“I Can’t Breathe” – A Dram of Justice for Eric Garner?
Daniel Pantaleo the veteran, now former, New York City police officer whose illegal choke-hold killed unarmed Michael Garner in 2014 when the latter was arrested in Staten Island for selling untaxed cigarettes has been cashiered.
Mr Pantaleo and the NYPD are now, rightly, severed.
The former officer made a series of specific and ultimately deadly choices:
.he chose arrest over issuing a summons with a man police knew was not a violent criminal and who was not behaving threateningly prior to his death;
.he did not wait for back-up;
. he behaved in a manner that violated his specific training and the regulations under which he worked.

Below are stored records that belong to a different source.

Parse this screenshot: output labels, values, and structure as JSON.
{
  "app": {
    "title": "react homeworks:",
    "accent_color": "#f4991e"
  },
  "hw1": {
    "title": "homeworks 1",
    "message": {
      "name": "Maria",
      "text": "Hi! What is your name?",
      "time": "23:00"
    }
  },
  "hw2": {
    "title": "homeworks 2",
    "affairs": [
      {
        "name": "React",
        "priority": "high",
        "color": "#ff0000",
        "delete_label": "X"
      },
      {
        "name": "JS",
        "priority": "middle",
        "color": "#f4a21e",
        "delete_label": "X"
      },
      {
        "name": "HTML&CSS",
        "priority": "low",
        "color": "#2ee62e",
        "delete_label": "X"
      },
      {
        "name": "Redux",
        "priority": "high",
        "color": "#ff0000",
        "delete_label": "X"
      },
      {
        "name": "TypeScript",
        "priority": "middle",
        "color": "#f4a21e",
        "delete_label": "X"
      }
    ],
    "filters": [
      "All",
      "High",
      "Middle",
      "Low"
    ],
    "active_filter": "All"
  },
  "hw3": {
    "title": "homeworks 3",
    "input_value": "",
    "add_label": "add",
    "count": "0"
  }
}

Justice, however, remains unserved.
Justice will be served only when police departments and officers take the proper lessons here and behave in ways that convince communities that Justice is a goal of their work.
Ron Powell
08/19/2019 @ 5:21 pm
Finally….
08/19/2019 @ 6:26 pm
Nah… no justice here. Without a conviction Pantaleo will simply go to another town and get hired in a heartbeat. Hell, he’ll probably get hired as a Lieutenant if he applies with the Ferguson PD.
08/19/2019 @ 6:26 pm
…and if I sound bitter about this it’s because I am!
koshersalaami
08/20/2019 @ 8:49 am
It’s a step and I applaud it only because a complete lack of consequences was ridiculous, though this consequence is woefully inadequate. The case deserved an indictment and in this case malfeasance is not only on the part of Pantaleo but on the part of the Staten Island prosecutor who convened a Grand Jury for the express purpose of persuading them not to indict.
Why the Hell maintain a chokehold on a suspect who’s both down and cuffed? Seriously, what was the point? Was it necessary to control the suspect? In a department for a small city where training isn’t extensive it’s one thing but this is NYPD. Even beyond the fact that the offense was trivial with no allegations of violence whatsoever and that the chokehold was blatantly against NYPD policy, how could the officer possibly have viewed this as necessary? How easy did he think it would be for an overweight guy with his hands tied behind his back to get up at all? Try getting up off the floor without using your arms. An average fifteen year old could have kept him down with a quick shove whenever he came close to getting his legs under him. That’s assuming the suspect would have tried to get up at all, which couldn’t have been established because the choke hold wasn’t released once he was down. This was embarrassingly unnecessary.
And yes, someone would hire him, as Amy says. There are enough people out there who would be impressed by what department he came out of , who wouldn’t be bothered at all by his racism, and who would have sympathy for a cop not being given complete carte blanche.